Film dört askerin hayatından kesitler sunarken, her birinden beklenen idam cezası memuru olarak askerliklerini yapmalarıyken tercihleri onları farklı maceralara sürüklüyor. Aslında film İran sinemasında sıklıkla karşılaşılan sosyal klişe yorumlardan farklı olarak getirdiği bakış açısıyla oldukça önem teşkil ediyor. Film İran toplumunun can alıcı meselelerden biri olan idam cezasına fazlasıyla radikal bir tutum sergiliyor. Bu dört karakterin, kararlarının nelere yol açtığını İran’daki siyasi ve politik suçların akıbetinin gösterilmesi ile paralellik kurarak ilerliyor. Genç insanların, başka birinin hayatını sonlandırmaya mecbur bırakan İran rejiminin önemli politik özelliklerinden biri teşhir edilirken aynı zamanda bunun karşısında alınan tutumları da gösteren bir tablo çiziliyor.
İnsanlar her zaman mevcut kötü koşullardan kilometrelerce uzakta hissederler ve sıkıntıları başkalarına atfederler. Belki de şeytanın (kötülüğün sembolü olarak) varlığının gerekliliği bu kendini rahatlatma hissidir. Rasulov, bu kavramı ortadan kaldırarak kendi kararlarının sonuçlarını izleyiciye bildirir. Kınama ifadesinden kurtulmak için “memurum ve yapmam gerek” klişesini kullanan bir çalışan ile gerçekten idam cezasını uygulayan arasındaki fark ne kadar derindir?
Film, İran’ın farklı illerinden sunduğu görüntülerle ve hikayenin içine sürükleyen kamera açılarıyla şehrin yarattığı buruk havanın etkisinin dışında aynı anda farklı hisleri birlikte yaşamamıza neden oluyor ve İran sinemasının yeni özelliklerini sunuyor.
GÜNLÜK BİR RUTİN: İDAM ETMEK
Devletin baskı mekanizmasının asıl unsuru olan din ve hukuk, bireysel sorumluluktan kaçabilmenin de imkânını sunar. “Bir mahkûm ölüm cezasını yasal olarak hak etmiştir ve memur sadece işini yapar.” İdam sahnesi, bir kişinin hayatını almanın memur için meyve yemek ve çay demlemek kadar günlük hale getirilmişliğini gösteren en iyi sahnelerden biridir. “Şeytan yok” filminin, tüm bu yarattığı etkinin yanı sıra bireylerin yaptığı seçimleri duygusal bir yerden değerlendirmiyor ve izleyiciyi de buna zorlamıyor.
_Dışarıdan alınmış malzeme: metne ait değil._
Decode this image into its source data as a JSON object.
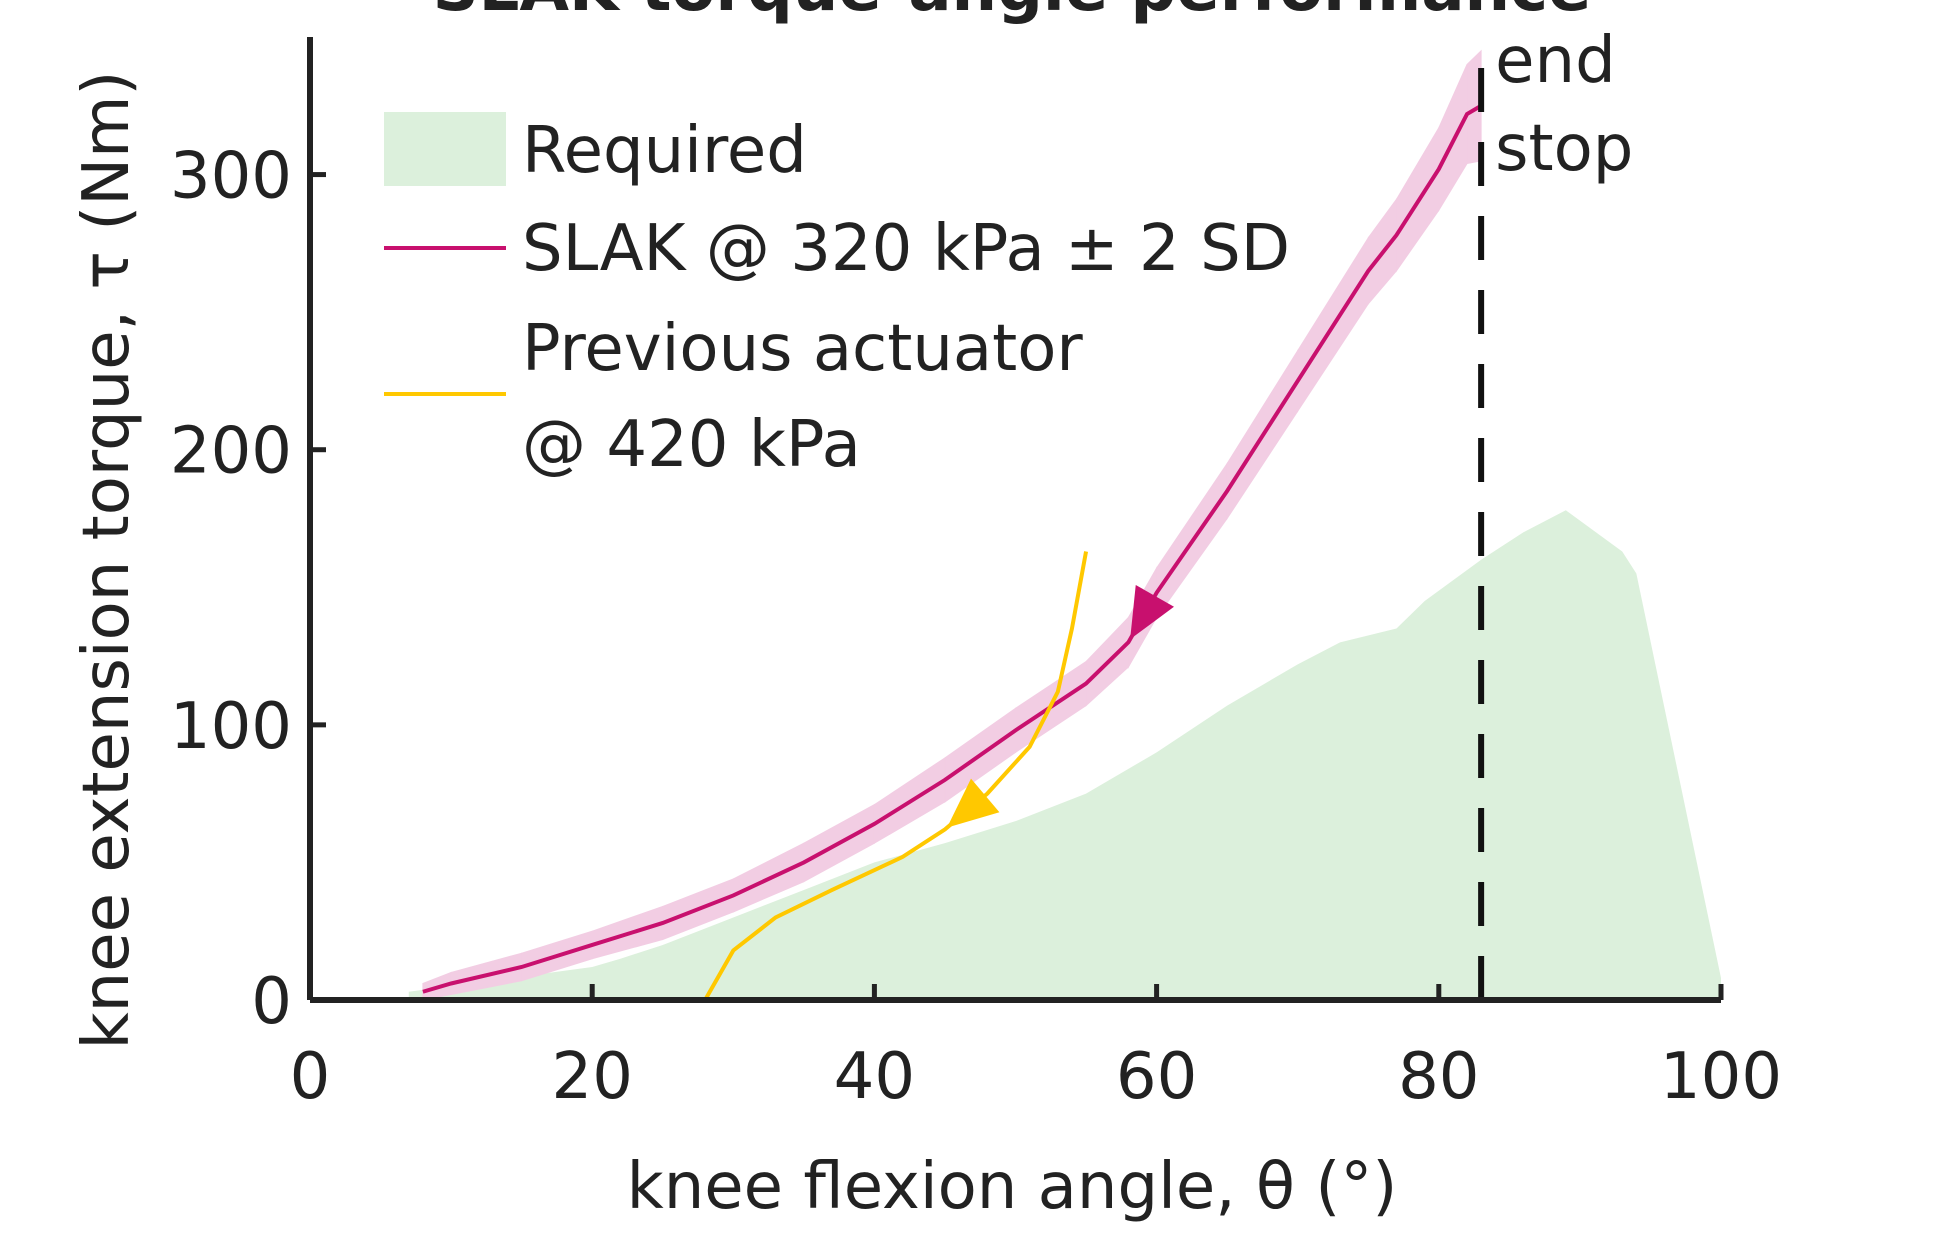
{
  "chart_data": {
    "type": "line",
    "title": "SLAK torque-angle performance",
    "xlabel": "knee flexion angle, θ (°)",
    "ylabel": "knee extension torque, τ (Nm)",
    "xlim": [
      0,
      100
    ],
    "xticks": [
      0,
      20,
      40,
      60,
      80,
      100
    ],
    "ylim": [
      0,
      350
    ],
    "yticks": [
      0,
      100,
      200,
      300
    ],
    "series": [
      {
        "name": "Required",
        "kind": "area",
        "color": "#dcf0dc",
        "x": [
          7,
          20,
          22,
          25,
          30,
          35,
          40,
          45,
          50,
          55,
          60,
          65,
          70,
          73,
          77,
          79,
          83,
          86,
          89,
          93,
          94,
          100
        ],
        "values": [
          3,
          12,
          15,
          20,
          30,
          40,
          50,
          57,
          65,
          75,
          90,
          107,
          122,
          130,
          135,
          145,
          160,
          170,
          178,
          163,
          155,
          8
        ]
      },
      {
        "name": "SLAK @ 320 kPa ± 2 SD",
        "kind": "line",
        "color": "#c8106e",
        "band_color": "#f2cde3",
        "x": [
          8,
          10,
          15,
          20,
          25,
          30,
          35,
          40,
          45,
          50,
          55,
          58,
          60,
          65,
          70,
          75,
          77,
          80,
          82,
          83
        ],
        "values": [
          3,
          6,
          12,
          20,
          28,
          38,
          50,
          64,
          80,
          98,
          115,
          130,
          148,
          185,
          225,
          265,
          278,
          302,
          322,
          325
        ],
        "errors": [
          3,
          4,
          5,
          5,
          6,
          6,
          7,
          7,
          8,
          8,
          8,
          9,
          9,
          10,
          11,
          12,
          13,
          15,
          18,
          20
        ]
      },
      {
        "name": [
          "Previous actuator",
          "@ 420 kPa"
        ],
        "kind": "line",
        "color": "#ffc800",
        "x": [
          28,
          30,
          33,
          37,
          42,
          45,
          48,
          51,
          53,
          54,
          55
        ],
        "values": [
          0,
          18,
          30,
          40,
          52,
          62,
          75,
          92,
          112,
          135,
          163
        ]
      }
    ],
    "vline": {
      "x": 83,
      "label": [
        "end",
        "stop"
      ]
    }
  }
}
Yalnızca bu seçimin sonuçlarına farklı açılardan bakmakla yetiniyor. Ana olarak çizdiği hatta herhangi bir toplumda da içinde olduğumuz düzendeki hukuka uymanın zor olduğunu ancak diktatörlük boyunduruğu altındaki toplumlarda daha ağır bedellerin ödendiğini gösteren bir yapıya sahip. Belki de bu filmi izledikten sonra şüphe etmemiz gereken en önemli konu, yasaların meşruiyeti ve onu kimler tarafından ne için çıkardıkları olacaktır. Filmin adı, filmin iç içeriğini doğru bir şekilde temsil etmiştir. Gerçekten “Şeytan yoktur” ve farklı koşullarda adım atmak isteyip istemeyenler bizlerizdir.